The greatest disappointment for young people is, you know, for every 3 or 4 geniuses we have hundreds who are not. It is a long journey and it takes great dedication. But they get frustrated at having to work in an orchestra. My response is: What’s wrong with that? Orchestras play the greatest music in the world. Furthermore, you are earning a living, which makes your confidence level go up. But they want to play in quartets! With whom/ How are you going to eat/ Where will you live? The really young ones say they’ll find some way. But they don’t. So we prepare them as much as we can to a better life in music. So far, cross my fingers, we are doing OK. We just celebrated 25 years of our programme at the Manhattan School of Music, and I must tell you, it was the greatest validation of what great music-making can be. And that’s all: you have to teach and have a lot of patience. You have to show the path and not fake it. It is teaching the students how to teach themselves. And it takes time, because the brain is the slowest computer there is!
On the many platforms from which he engages in music and what the future holds
That’s what I do and who I am. Music is my life, the totality of what I do. I eat and breathe music. It helps me in every other capacity in life, to understand people better, politics better—not that I like what is happening today, but I can’t do anything about it except keep playing the violin.
I am also a husband, with a wonderful wife, a father and grandfather with wonderful children, so I am a very lucky person. I have had an extraordinary trip, and hope to continue sharing that trip with people that like to listen. I don’t divide it up.

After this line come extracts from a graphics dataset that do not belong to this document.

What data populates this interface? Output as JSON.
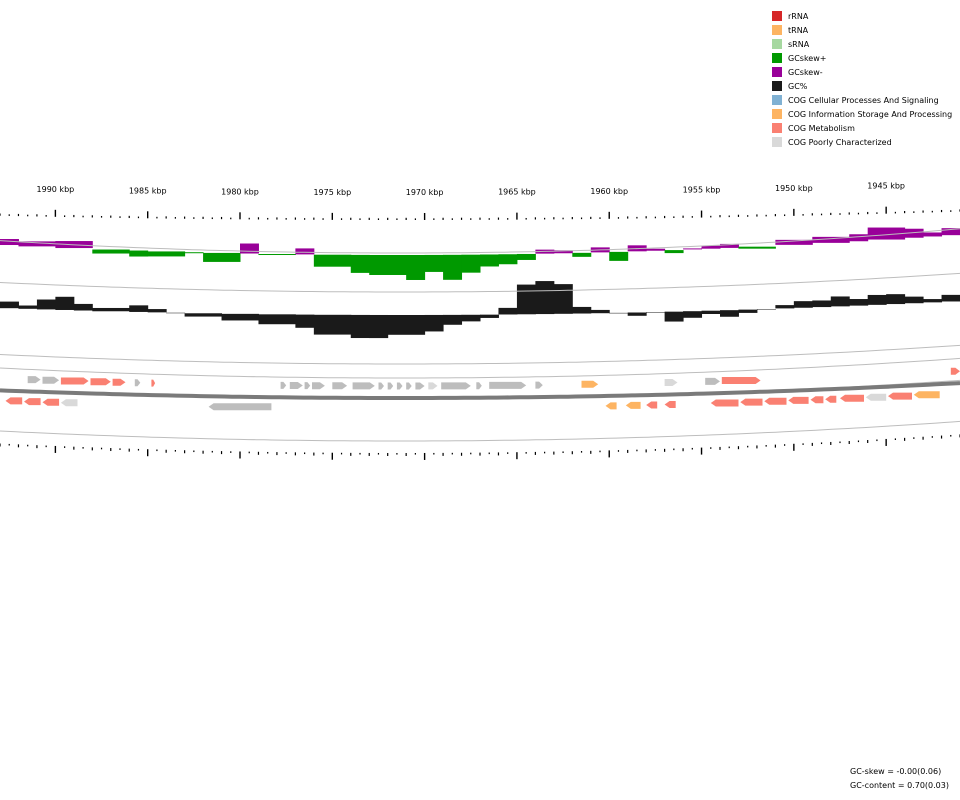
{
  "legend": [
    {
      "label": "rRNA",
      "color": "#d62728"
    },
    {
      "label": "tRNA",
      "color": "#fdb462"
    },
    {
      "label": "sRNA",
      "color": "#a6d8a0"
    },
    {
      "label": "GCskew+",
      "color": "#009900"
    },
    {
      "label": "GCskew-",
      "color": "#990099"
    },
    {
      "label": "GC%",
      "color": "#1a1a1a"
    },
    {
      "label": "COG Cellular Processes And Signaling",
      "color": "#80b1d3"
    },
    {
      "label": "COG Information Storage And Processing",
      "color": "#fdb462"
    },
    {
      "label": "COG Metabolism",
      "color": "#fa8072"
    },
    {
      "label": "COG Poorly Characterized",
      "color": "#d9d9d9"
    }
  ],
  "axis": {
    "unit": "kbp",
    "ticks": [
      1990,
      1985,
      1980,
      1975,
      1970,
      1965,
      1960,
      1955,
      1950,
      1945
    ]
  },
  "stats": {
    "gc_skew": "GC-skew = -0.00(0.06)",
    "gc_content": "GC-content = 0.70(0.03)"
  },
  "colors": {
    "gene_default": "#bdbdbd",
    "metabolism": "#fa8072",
    "info_storage": "#fdb462",
    "poorly_characterized": "#d9d9d9",
    "skew_plus": "#009900",
    "skew_minus": "#990099",
    "gc": "#1a1a1a"
  },
  "chart_data": {
    "type": "area",
    "x_range_kbp": [
      1993,
      1941
    ],
    "gc_skew_profile": {
      "x": [
        1993,
        1992,
        1990,
        1988,
        1986,
        1985,
        1983,
        1982,
        1980,
        1979,
        1977,
        1976,
        1974,
        1973,
        1971,
        1970,
        1969,
        1968,
        1967,
        1966,
        1965,
        1964,
        1963,
        1962,
        1961,
        1960,
        1959,
        1958,
        1957,
        1956,
        1955,
        1954,
        1953,
        1951,
        1949,
        1947,
        1946,
        1944,
        1943,
        1942,
        1941
      ],
      "values": [
        0.06,
        0.05,
        0.07,
        -0.04,
        -0.06,
        -0.05,
        -0.01,
        -0.09,
        0.1,
        -0.01,
        0.06,
        -0.12,
        -0.18,
        -0.2,
        -0.25,
        -0.17,
        -0.25,
        -0.18,
        -0.12,
        -0.1,
        -0.06,
        0.04,
        0.03,
        -0.04,
        0.05,
        -0.09,
        0.06,
        0.02,
        -0.03,
        0.01,
        0.03,
        0.04,
        -0.02,
        0.05,
        0.06,
        0.07,
        0.12,
        0.09,
        0.04,
        0.07,
        0.05
      ]
    },
    "gc_content_profile": {
      "x": [
        1993,
        1992,
        1991,
        1990,
        1989,
        1988,
        1986,
        1985,
        1984,
        1983,
        1981,
        1979,
        1977,
        1976,
        1974,
        1973,
        1972,
        1970,
        1969,
        1968,
        1967,
        1966,
        1965,
        1964,
        1963,
        1962,
        1961,
        1960,
        1959,
        1958,
        1957,
        1956,
        1955,
        1954,
        1953,
        1952,
        1951,
        1950,
        1949,
        1948,
        1947,
        1946,
        1945,
        1944,
        1943,
        1942,
        1941
      ],
      "values": [
        0.72,
        0.71,
        0.73,
        0.74,
        0.72,
        0.71,
        0.72,
        0.71,
        0.7,
        0.69,
        0.68,
        0.67,
        0.66,
        0.64,
        0.63,
        0.63,
        0.64,
        0.65,
        0.67,
        0.68,
        0.69,
        0.72,
        0.79,
        0.8,
        0.79,
        0.72,
        0.71,
        0.7,
        0.69,
        0.7,
        0.67,
        0.68,
        0.69,
        0.68,
        0.69,
        0.7,
        0.71,
        0.72,
        0.72,
        0.73,
        0.72,
        0.73,
        0.73,
        0.72,
        0.71,
        0.72,
        0.71
      ]
    },
    "genes_outer": [
      {
        "start": 1991.5,
        "end": 1990.8,
        "cat": "default"
      },
      {
        "start": 1990.7,
        "end": 1989.8,
        "cat": "default"
      },
      {
        "start": 1989.7,
        "end": 1988.2,
        "cat": "metabolism"
      },
      {
        "start": 1988.1,
        "end": 1987.0,
        "cat": "metabolism"
      },
      {
        "start": 1986.9,
        "end": 1986.2,
        "cat": "metabolism"
      },
      {
        "start": 1985.7,
        "end": 1985.4,
        "cat": "default"
      },
      {
        "start": 1984.8,
        "end": 1984.6,
        "cat": "metabolism"
      },
      {
        "start": 1977.8,
        "end": 1977.5,
        "cat": "default"
      },
      {
        "start": 1977.3,
        "end": 1976.6,
        "cat": "default"
      },
      {
        "start": 1976.5,
        "end": 1976.2,
        "cat": "default"
      },
      {
        "start": 1976.1,
        "end": 1975.4,
        "cat": "default"
      },
      {
        "start": 1975.0,
        "end": 1974.2,
        "cat": "default"
      },
      {
        "start": 1973.9,
        "end": 1972.7,
        "cat": "default"
      },
      {
        "start": 1972.5,
        "end": 1972.2,
        "cat": "default"
      },
      {
        "start": 1972.0,
        "end": 1971.7,
        "cat": "default"
      },
      {
        "start": 1971.5,
        "end": 1971.2,
        "cat": "default"
      },
      {
        "start": 1971.0,
        "end": 1970.7,
        "cat": "default"
      },
      {
        "start": 1970.5,
        "end": 1970.0,
        "cat": "default"
      },
      {
        "start": 1969.8,
        "end": 1969.3,
        "cat": "poorly"
      },
      {
        "start": 1969.1,
        "end": 1967.5,
        "cat": "default"
      },
      {
        "start": 1967.2,
        "end": 1966.9,
        "cat": "default"
      },
      {
        "start": 1966.5,
        "end": 1964.5,
        "cat": "default"
      },
      {
        "start": 1964.0,
        "end": 1963.6,
        "cat": "default"
      },
      {
        "start": 1961.5,
        "end": 1960.6,
        "cat": "info"
      },
      {
        "start": 1957.0,
        "end": 1956.3,
        "cat": "poorly"
      },
      {
        "start": 1954.8,
        "end": 1954.0,
        "cat": "default"
      },
      {
        "start": 1953.9,
        "end": 1951.8,
        "cat": "metabolism"
      },
      {
        "start": 1941.5,
        "end": 1941.0,
        "cat": "metabolism"
      }
    ],
    "genes_inner": [
      {
        "start": 1992.7,
        "end": 1991.8,
        "cat": "metabolism"
      },
      {
        "start": 1991.7,
        "end": 1990.8,
        "cat": "metabolism"
      },
      {
        "start": 1990.7,
        "end": 1989.8,
        "cat": "metabolism"
      },
      {
        "start": 1989.7,
        "end": 1988.8,
        "cat": "poorly"
      },
      {
        "start": 1981.7,
        "end": 1978.3,
        "cat": "default"
      },
      {
        "start": 1960.2,
        "end": 1959.6,
        "cat": "info"
      },
      {
        "start": 1959.1,
        "end": 1958.3,
        "cat": "info"
      },
      {
        "start": 1958.0,
        "end": 1957.4,
        "cat": "metabolism"
      },
      {
        "start": 1957.0,
        "end": 1956.4,
        "cat": "metabolism"
      },
      {
        "start": 1954.5,
        "end": 1953.0,
        "cat": "metabolism"
      },
      {
        "start": 1952.9,
        "end": 1951.7,
        "cat": "metabolism"
      },
      {
        "start": 1951.6,
        "end": 1950.4,
        "cat": "metabolism"
      },
      {
        "start": 1950.3,
        "end": 1949.2,
        "cat": "metabolism"
      },
      {
        "start": 1949.1,
        "end": 1948.4,
        "cat": "metabolism"
      },
      {
        "start": 1948.3,
        "end": 1947.7,
        "cat": "metabolism"
      },
      {
        "start": 1947.5,
        "end": 1946.2,
        "cat": "metabolism"
      },
      {
        "start": 1946.1,
        "end": 1945.0,
        "cat": "poorly"
      },
      {
        "start": 1944.9,
        "end": 1943.6,
        "cat": "metabolism"
      },
      {
        "start": 1943.5,
        "end": 1942.1,
        "cat": "info"
      }
    ]
  }
}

Again, one has to go back to where the foundation was laid and it was laid at home with a conscious and conscientious effort to be real. You know my greatest and oldest friend is Zubin Mehta. His father was a violinist who threw him and his brother into the orchestra, planned to give Zubin the best possible musical education. So the whole family moved to Vienna and then to America, and the rest is history. So, a lot starts in the home.
All the greats of the last 100 years, Barenboim, for example, who is a phenomenon, Horowitz, Toscanini…they are all unique, but they all stem from the value system, and that value system is the score. If you start fooling around with that value system, you are finished. The capacity and ability of a person is how hard and honest they are with their own being.
For the future, I hope to build more institutes, to give institutes the ability to build on what they have already. And that requires money. And if I can help with that to raise the ante, it would be to contribute. There are still extraordinary amounts of money that are not being dedicated to the non-profit areas, not just music, but ballet, museums, languages, art schools. I hope that I can continue working in my own way to establish a better place for the generations to come.
On performing in India, Indian audiences and India in general
Audiences are all the same. If you play well, and with a beautiful sound, they love it. Because audiences are very smart, keen: they may not know how or why it’s happening, but they know if it is good. (He performed in Mumbai in 2016 with the Israel Philharmonic Orchestra conducted by Zubin Mehta). I haven’t been to other parts of India, but I hope to do that without going to play. I just want to go and see places. If you saw what I wear, you’ll say I am an Indian, because that’s all I have now! All those wonderful shirts from Mumbai. I love the food, I always have. Zubin and Zarin are my family and in Los Angeles I would go over to eat the curry made in their home.
The heart and soul of a country comes from their art forms and how to behave with each other. And Gandhi—he was a miracle. He showed us the way.